Marry a Vietnamese virgin girl; Shell never run away; 100-percent success in first-time marriages, remarriages, and marriages of the disabled; Fee payable by credit card after the wedding; and Full refund if the bride is not admitted to Korea. The banners carrying these sales slogans are mostly gone, but were hung by international marriage brokers throughout Korea. In Southeast Asian nations including Vietnam and Cambodia, hostess bar-type meetings for marriage were arranged to give Korean men a chance to pick from among dozens of women. This practice was a truly rude act and insulting to the dozens of women who were not selected, their families, and their people.
The Cambodian government has temporarily suspended marriages between Cambodians and Koreans. In Cambodia, group matchmaking meetings are illegal and about 60 percent of partners in international marriages are Koreans. Such matchmaking practices can leave lasting scars in the minds of foreign women who want to marry Koreans to pursue their Korean dream. In many cases, marriage brokers give false or exaggerated information on the personal profiles and wealth of Korean suitors, often resulting in divorce and family trouble. This brings shame to Korea.
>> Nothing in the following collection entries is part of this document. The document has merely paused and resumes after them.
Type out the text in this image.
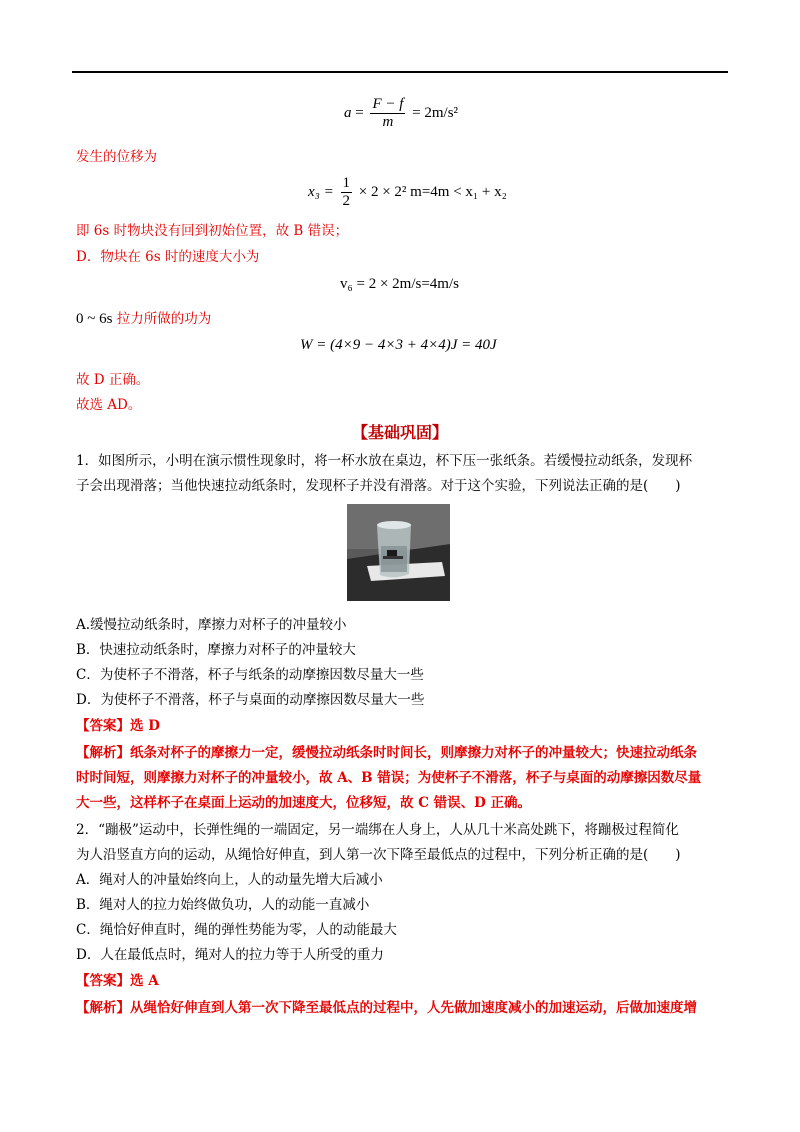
$a = \frac{F - f}{m} = 2m/s^2$
发生的位移为
$x_3 = \frac{1}{2} \times 2 \times 2^2$ m=4m < x₁ + x₂
即 6s 时物块没有回到初始位置，故 B 错误；
D．物块在 6s 时的速度大小为
v₆ = 2 × 2m/s=4m/s
0 ~ 6s 拉力所做的功为
W = (4×9 − 4×3 + 4×4)J = 40J
故 D 正确。
故选 AD。
【基础巩固】
1．如图所示，小明在演示惯性现象时，将一杯水放在桌边，杯下压一张纸条。若缓慢拉动纸条，发现杯
子会出现滑落；当他快速拉动纸条时，发现杯子并没有滑落。对于这个实验，下列说法正确的是(　　)
A.缓慢拉动纸条时，摩擦力对杯子的冲量较小
B．快速拉动纸条时，摩擦力对杯子的冲量较大
C．为使杯子不滑落，杯子与纸条的动摩擦因数尽量大一些
D．为使杯子不滑落，杯子与桌面的动摩擦因数尽量大一些
【答案】选 D
【解析】纸条对杯子的摩擦力一定，缓慢拉动纸条时时间长，则摩擦力对杯子的冲量较大；快速拉动纸条
时时间短，则摩擦力对杯子的冲量较小，故 A、B 错误；为使杯子不滑落，杯子与桌面的动摩擦因数尽量
大一些，这样杯子在桌面上运动的加速度大，位移短，故 C 错误、D 正确。
2．“蹦极”运动中，长弹性绳的一端固定，另一端绑在人身上，人从几十米高处跳下，将蹦极过程简化
为人沿竖直方向的运动，从绳恰好伸直，到人第一次下降至最低点的过程中，下列分析正确的是(　　)
A．绳对人的冲量始终向上，人的动量先增大后减小
B．绳对人的拉力始终做负功，人的动能一直减小
C．绳恰好伸直时，绳的弹性势能为零，人的动能最大
D．人在最低点时，绳对人的拉力等于人所受的重力
【答案】选 A
【解析】从绳恰好伸直到人第一次下降至最低点的过程中，人先做加速度减小的加速运动，后做加速度增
Korea is fast shifting into a multicultural and multiethnic society, with the number of people from foreign origins exceeding one million. Last year, 43,121 marriages, or 13.6 percent of the national total, involved one foreign spouse. In rural areas, where childbirth is low, international marriages have become so common, it is virtually impossible to maintain a community let alone families if not for foreign wives. Nevertheless, Korean society retains strong prejudice against foreign wives because of Koreans value on pure bloodline. A survey on multicultural families conducted by the Health, Welfare and Family Affairs Ministry found that 34.8 percent of foreign wives said they experienced discrimination because they are foreigners.
International marriage is expected to increase due to Korean womens reluctance to marry men in rural areas and the prevailing trend of globalization and rising multiculturalism. If Koreans cannot open their minds to allow foreign immigrants to settle in their society, this country will inevitably face an unstable future. A society that closes itself to multicultural families and foreigners also does not live up to the national dignity of Korea, an economic powerhouse. Koreans must exercise the best of manners when bringing in foreign brides, and treat them as wives and daughters-in-law the same way they do for Koreans.